Es ist an der Zeit, dass die Wahrheit wieder Einzug hält in
Deinem Haus. Damit aus diesem Haus ein Tempel wird. Es sollte nie eine Festung
werden, sondern ein Palast des Lichts, getragen von luftigen Säulen,
durchflutet von ewigem Wind. Zieh also Deine Rüstung aus und zerschmettere
Deine Türme. Lege alles nieder, was Dich im endlosen Kampf hielt. Das rüstige Schwert des Zwistes. Den stolzen Bogen der Anmassung. Die zahllosen Pfeile der Vermessenheit. Dein Herz ist stärker als Du denkst: in seiner vollendeten Verletzlichkeit liegt Deine wahre Waffe.

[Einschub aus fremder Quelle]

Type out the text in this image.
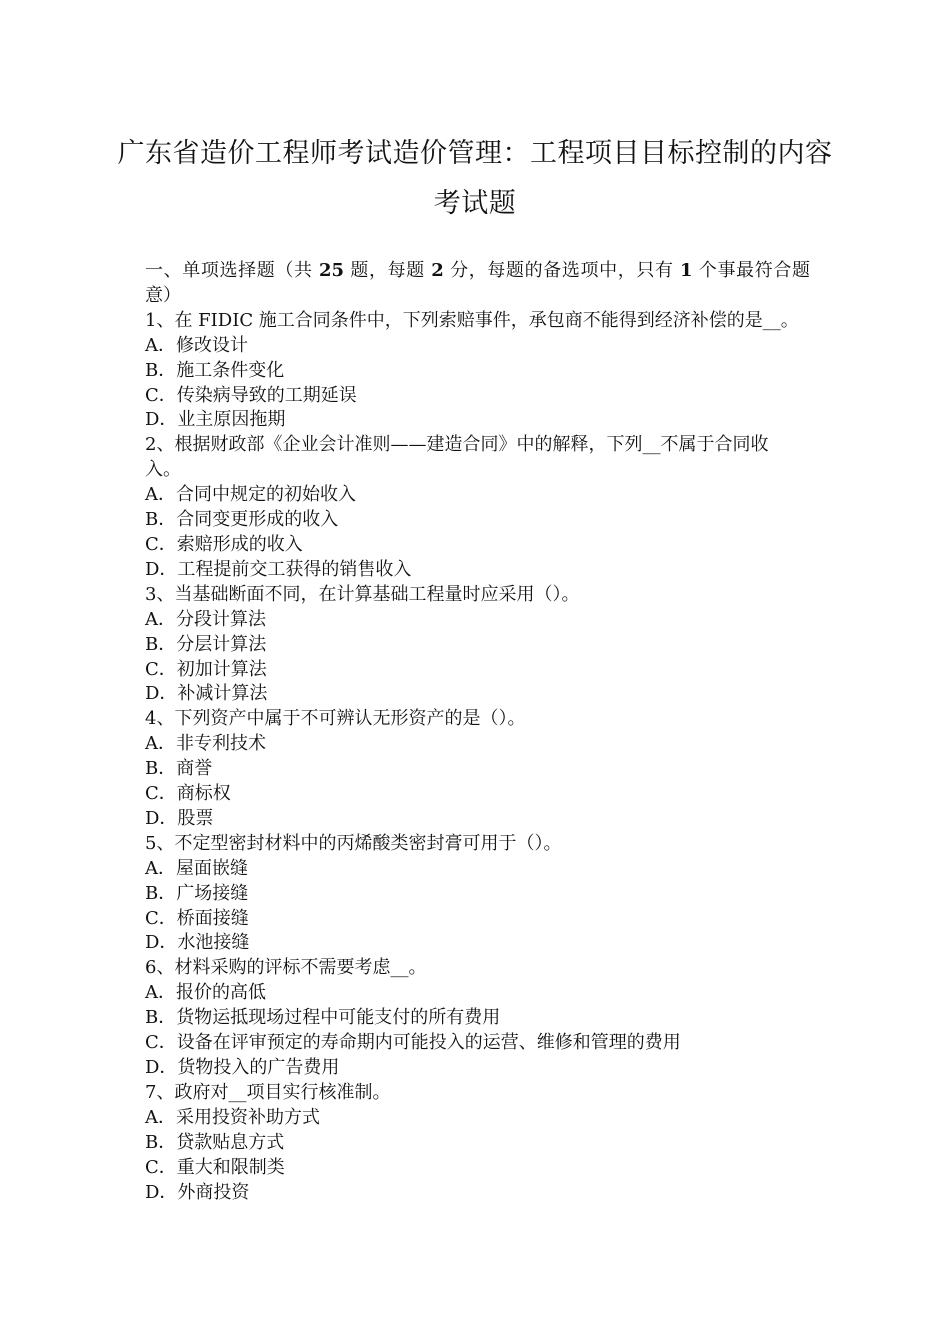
广东省造价工程师考试造价管理：工程项目目标控制的内容
考试题
一、单项选择题（共 25 题，每题 2 分，每题的备选项中，只有 1 个事最符合题意）
1、在 FIDIC 施工合同条件中，下列索赔事件，承包商不能得到经济补偿的是__。
A．修改设计
B．施工条件变化
C．传染病导致的工期延误
D．业主原因拖期
2、根据财政部《企业会计准则——建造合同》中的解释，下列__不属于合同收
入。
A．合同中规定的初始收入
B．合同变更形成的收入
C．索赔形成的收入
D．工程提前交工获得的销售收入
3、当基础断面不同，在计算基础工程量时应采用（）。
A．分段计算法
B．分层计算法
C．初加计算法
D．补减计算法
4、下列资产中属于不可辨认无形资产的是（）。
A．非专利技术
B．商誉
C．商标权
D．股票
5、不定型密封材料中的丙烯酸类密封膏可用于（）。
A．屋面嵌缝
B．广场接缝
C．桥面接缝
D．水池接缝
6、材料采购的评标不需要考虑__。
A．报价的高低
B．货物运抵现场过程中可能支付的所有费用
C．设备在评审预定的寿命期内可能投入的运营、维修和管理的费用
D．货物投入的广告费用
7、政府对__项目实行核准制。
A．采用投资补助方式
B．贷款贴息方式
C．重大和限制类
D．外商投资
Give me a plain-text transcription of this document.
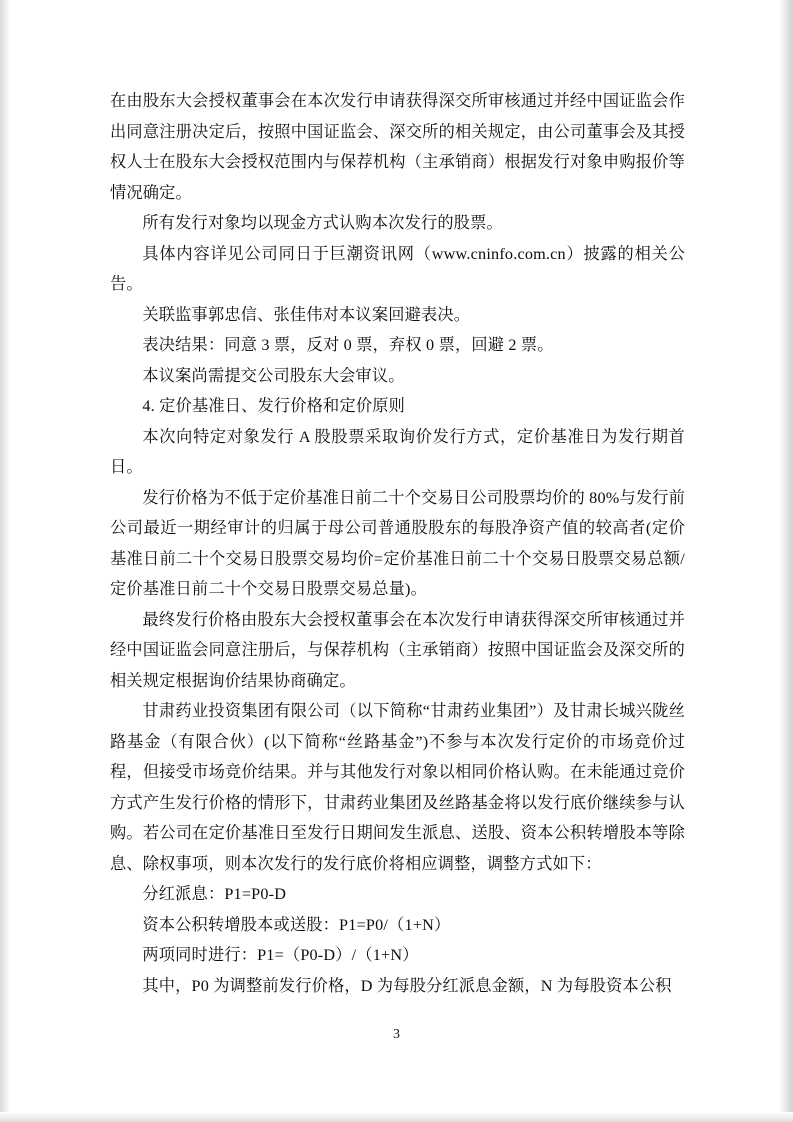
在由股东大会授权董事会在本次发行申请获得深交所审核通过并经中国证监会作出同意注册决定后，按照中国证监会、深交所的相关规定，由公司董事会及其授权人士在股东大会授权范围内与保荐机构（主承销商）根据发行对象申购报价等情况确定。

所有发行对象均以现金方式认购本次发行的股票。

具体内容详见公司同日于巨潮资讯网（www.cninfo.com.cn）披露的相关公告。

关联监事郭忠信、张佳伟对本议案回避表决。

表决结果：同意 3 票，反对 0 票，弃权 0 票，回避 2 票。

本议案尚需提交公司股东大会审议。

4. 定价基准日、发行价格和定价原则

本次向特定对象发行 A 股股票采取询价发行方式，定价基准日为发行期首日。

发行价格为不低于定价基准日前二十个交易日公司股票均价的 80%与发行前公司最近一期经审计的归属于母公司普通股股东的每股净资产值的较高者(定价基准日前二十个交易日股票交易均价=定价基准日前二十个交易日股票交易总额/定价基准日前二十个交易日股票交易总量)。

最终发行价格由股东大会授权董事会在本次发行申请获得深交所审核通过并经中国证监会同意注册后，与保荐机构（主承销商）按照中国证监会及深交所的相关规定根据询价结果协商确定。

甘肃药业投资集团有限公司（以下简称“甘肃药业集团”）及甘肃长城兴陇丝路基金（有限合伙）(以下简称“丝路基金”)不参与本次发行定价的市场竞价过程，但接受市场竞价结果。并与其他发行对象以相同价格认购。在未能通过竞价方式产生发行价格的情形下，甘肃药业集团及丝路基金将以发行底价继续参与认购。若公司在定价基准日至发行日期间发生派息、送股、资本公积转增股本等除息、除权事项，则本次发行的发行底价将相应调整，调整方式如下：

分红派息：P1=P0-D

资本公积转增股本或送股：P1=P0/（1+N）

两项同时进行：P1=（P0-D）/（1+N）

其中，P0 为调整前发行价格，D 为每股分红派息金额，N 为每股资本公积

3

Zuletzt wirst Du auch den Dolch der Lüge aus der Hand legen und beginnen, Dein Inneres nach Aussen zu
wenden. Du wirst so lange die Wahrheit sprechen, bis Deine weissen Ärmel von
ihr rot gefärbt sind; die ganze Wahrheit, die nun aus Dir quillt wie tiefes Wasser aus einem still gelegten Brunnen. Lass es geschehen. Es wird nicht ausbleiben, dass Deine Worte jene verletzen, die anderes von Dir
erwartet haben als reines Wahrsprechen. Einige werden sich fortan
von Dir abwenden, weil Du im wahrsten Sinne unberechenbar geworden bist. Du
durchschaust das Netz der verlogenen Verflechtungen, die diese Gesellschaft
fortwährend spinnt, und setzt Dich in die Ecke, wo Du alsdann Dein Seemannsgarn
wickelst. Geduldig und ohne Hast. Es wird dauern, bis Deine ganze Wahrheit
entlang Deiner Ärmel hinabgeflossen ist und Dein Garn fest auf der Spuhle
sitzt.
Und wenn Du aufhörst, vom bitteren Kelch der Geltung und Vergeltung zu trinken, den sie Dir vor langer Zeit hinstellten und den Du seitdem nie leer werden liessest, wird Deine Haut zu Deiner Rüstung. Sie
ist alles, was Du je gebraucht hast. Dein Gewand ist jetzt ganz und gar in Purpur getränkt und in Deiner Hand hältst Du die Spule, mit der Du neue Geschichten
weben wirst. Denn die Welt ist so dringend auf neue Geschichten angewiesen. Du
hast den Faden des unausweichlichen Schicksals und des selbstverursachten
Verhängnisses abgewickelt, hast dem blind waltenden Zufall getrotzt. Du weisst,
Du wirst nicht bestimmen, wie lang Dein Lebensfaden wird und wann man ihn
durchtrennt. Doch Du allein bestimmst über seine Dichte.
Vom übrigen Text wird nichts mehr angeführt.